Sting: "The question is, Honolulu: Are you ready to sing?"
Crowd: "Yeah!"
Sting, louder, with his hand behind his ear to signify that the almost 10,000 screaming voices in the Blaisdell Arena aren't loud enough to satisfy him: "Are you ready to sing?"
Crowd, louder: "Yeah!"
Sting, still not satisfied: "Are. You. Ready. To. Siiiiiiiiiing?"
Crowd, louder still, shrill with frenetic energy: "Yeah!"
Not that Sting really had to do much coaxing during last night's Police concert — the first in Honolulu since the band's 1984 Synchronicity tour and the band's last stop on their current reunion tour, which kicked off last May in Vancouver, Canada, marking the band's first concert since breaking up in 1985.
The challenge, which came two songs into the concert, was completely unnecessary.
All the crowd needed to lose its composure was to hear these words: "Woke up this morning. Can't believe what I saw." The rest of the lyrics to "Message in a Bottle" came easily to the thousands and thousands of people who were on their feet the instant the band ascended onto the stage in a metal cage.
Was Honolulu ready to sing? Silly question.
But first, a good-natured jab at themselves was in order. Guitarist Andy Summers emerged from the cage mid-brawl with drummer Stewart Copeland, a microphone stand the weapon of choice. The staged fight was, of course, a joke on themselves. The band's way of addressing the highly publicized internal strife that ultimately led to the group's disbandment only eight years after it formed in 1977. It's been 25 years since all that and now audiences are being introduced to a more tranquil trio. But if the new-found calm has any effect on the music, it's only served to make it better.
It was the band's musicianship that made it work in the beginning, and it's that same expertise that was evident last night in the band's slick — and confident — reworking of its catalog to update its sound, and to reflect what the Police has become.
Punk-tinged classics like "Can't Stand Losing You" and "Don't Stand So Close to Me" took on softer, smoother lines, allowing for the songs to be extended and filled in by lengthy, showy solos by Copeland and Summers, whose deftness with their instruments was exquisite and precise. Sting might have had the show stolen from him by his bandmates if it wasn't for his own skill in delivering incredibly solid vocals, frequently hitting those haunting high notes that he's honed as a solo artist (think "Desert Rose" and "Fields of Gold").

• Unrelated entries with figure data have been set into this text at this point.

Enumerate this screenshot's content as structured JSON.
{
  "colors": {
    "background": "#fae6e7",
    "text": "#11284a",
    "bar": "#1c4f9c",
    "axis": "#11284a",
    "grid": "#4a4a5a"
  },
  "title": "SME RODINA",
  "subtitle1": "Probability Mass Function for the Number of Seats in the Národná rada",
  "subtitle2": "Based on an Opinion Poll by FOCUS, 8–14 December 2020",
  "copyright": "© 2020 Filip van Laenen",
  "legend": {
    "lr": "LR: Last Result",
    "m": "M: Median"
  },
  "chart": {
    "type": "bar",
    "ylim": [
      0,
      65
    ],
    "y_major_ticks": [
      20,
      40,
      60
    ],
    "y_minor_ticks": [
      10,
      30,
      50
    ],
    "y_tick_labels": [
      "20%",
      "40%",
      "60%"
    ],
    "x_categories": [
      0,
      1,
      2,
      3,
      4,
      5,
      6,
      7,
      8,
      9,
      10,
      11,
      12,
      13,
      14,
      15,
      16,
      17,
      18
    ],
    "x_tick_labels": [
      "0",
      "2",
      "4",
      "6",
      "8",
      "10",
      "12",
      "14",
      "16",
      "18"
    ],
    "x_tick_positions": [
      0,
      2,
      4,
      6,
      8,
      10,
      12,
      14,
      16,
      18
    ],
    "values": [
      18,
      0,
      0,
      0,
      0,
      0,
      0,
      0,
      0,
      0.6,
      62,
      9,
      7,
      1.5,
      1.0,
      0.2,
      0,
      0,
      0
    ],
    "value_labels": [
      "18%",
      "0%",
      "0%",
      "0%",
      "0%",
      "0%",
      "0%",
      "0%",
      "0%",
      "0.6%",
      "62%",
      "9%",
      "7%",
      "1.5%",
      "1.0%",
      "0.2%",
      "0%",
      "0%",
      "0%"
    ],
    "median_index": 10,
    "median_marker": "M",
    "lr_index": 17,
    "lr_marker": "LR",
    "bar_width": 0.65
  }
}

Though all of the material was exclusively classic Police stuff — there were no Sting-the-solo-artist songs — it was easy to hear the singer that Sting's become worked into the songs of the singer that he once was.

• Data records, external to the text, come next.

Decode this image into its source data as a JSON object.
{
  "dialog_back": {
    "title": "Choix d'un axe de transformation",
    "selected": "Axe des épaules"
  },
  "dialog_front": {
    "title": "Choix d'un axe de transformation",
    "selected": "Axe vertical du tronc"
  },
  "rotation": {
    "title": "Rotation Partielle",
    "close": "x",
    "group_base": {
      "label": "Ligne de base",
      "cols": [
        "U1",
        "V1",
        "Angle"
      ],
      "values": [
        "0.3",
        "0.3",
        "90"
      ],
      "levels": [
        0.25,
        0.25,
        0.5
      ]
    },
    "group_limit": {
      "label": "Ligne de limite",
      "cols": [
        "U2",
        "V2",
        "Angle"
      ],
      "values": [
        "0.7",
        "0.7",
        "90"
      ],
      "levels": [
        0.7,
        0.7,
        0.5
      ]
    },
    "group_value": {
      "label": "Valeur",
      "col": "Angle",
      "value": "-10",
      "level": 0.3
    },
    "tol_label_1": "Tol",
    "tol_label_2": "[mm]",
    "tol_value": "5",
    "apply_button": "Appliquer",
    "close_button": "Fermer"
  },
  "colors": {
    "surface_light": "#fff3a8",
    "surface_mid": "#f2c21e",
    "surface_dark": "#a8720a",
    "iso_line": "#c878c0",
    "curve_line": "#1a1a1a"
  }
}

The reggae-inspired "Roxanne" was less rocksteady and more jazz — a likely result of the musicians growing older and more refined and "Wrapped Around Your Finger" was transformed into a slow and winding ballad, accented by clean vocals slides and moaning guitar riffs.

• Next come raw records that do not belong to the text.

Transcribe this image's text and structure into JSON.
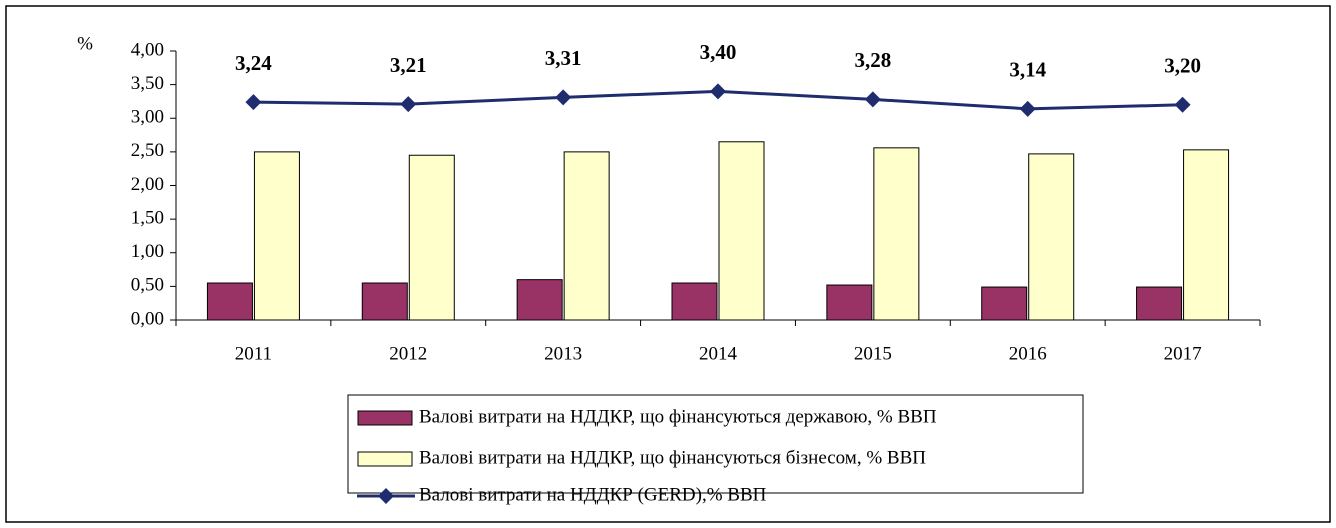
{
  "chart_data": {
    "type": "bar",
    "y_label": "%",
    "categories": [
      "2011",
      "2012",
      "2013",
      "2014",
      "2015",
      "2016",
      "2017"
    ],
    "series": [
      {
        "name": "Валові витрати на НДДКР, що фінансуються державою, % ВВП",
        "color": "#993366",
        "values": [
          0.55,
          0.55,
          0.6,
          0.55,
          0.52,
          0.49,
          0.49
        ]
      },
      {
        "name": "Валові витрати на НДДКР, що фінансуються бізнесом, % ВВП",
        "color": "#ffffcc",
        "values": [
          2.5,
          2.45,
          2.5,
          2.65,
          2.56,
          2.47,
          2.53
        ]
      },
      {
        "name": "Валові витрати на НДДКР (GERD),% ВВП",
        "color": "#1f2d6e",
        "type": "line",
        "values": [
          3.24,
          3.21,
          3.31,
          3.4,
          3.28,
          3.14,
          3.2
        ],
        "value_labels": [
          "3,24",
          "3,21",
          "3,31",
          "3,40",
          "3,28",
          "3,14",
          "3,20"
        ]
      }
    ],
    "ylim": [
      0,
      4
    ],
    "yticks": [
      {
        "value": 0,
        "label": "0,00"
      },
      {
        "value": 0.5,
        "label": "0,50"
      },
      {
        "value": 1,
        "label": "1,00"
      },
      {
        "value": 1.5,
        "label": "1,50"
      },
      {
        "value": 2,
        "label": "2,00"
      },
      {
        "value": 2.5,
        "label": "2,50"
      },
      {
        "value": 3,
        "label": "3,00"
      },
      {
        "value": 3.5,
        "label": "3,50"
      },
      {
        "value": 4,
        "label": "4,00"
      }
    ],
    "legend": "bottom"
  }
}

The crowd sometimes had difficulty identifying the reworked songs, saving the screams that usually errupt with the first few notes of a favorite song until the lyrics could be heard. But a few words into the song and the roars came as fervently and unfettered as if nothing had changed. And wisely, the band left all the original melodies in tact, giving their fans something to sing about.
Sting, looking young, thin and fit in black skinny jeans, combat boots and a black skin-tight tanktop that showed off his sinewy, muscular arms, spent much of his time interracting with the audience, keeping them on their feet and launching sing-and-respond sing alongs that had the audience screaming back non-sensical phrases like "eeyo-oh-oh-oh" in response to his "eeyo-oh," and "de da da da" in response to his "de do do do."
Some might say the Police saved the best for last, ending their 13-song set with "Roxanne" (during which the arena was bathed in — what else? — red light) and capping everything off with a three-megahit encore that included "King of Pain," "So Lonely" and "Every Breath You Take." But it was during the band's less popular songs (that is, the ones that don't get radio play today), like "Walking on the Moon," "Invisible Sun" and "De Do Do Do De Da Da Da" that the band's status as a legitimate supergroup was most astonsihing. Because there aren't many bands that could get 10,000 people — young, old and in between — to sing songs that are 25 years old as if the songs were fresh in their minds.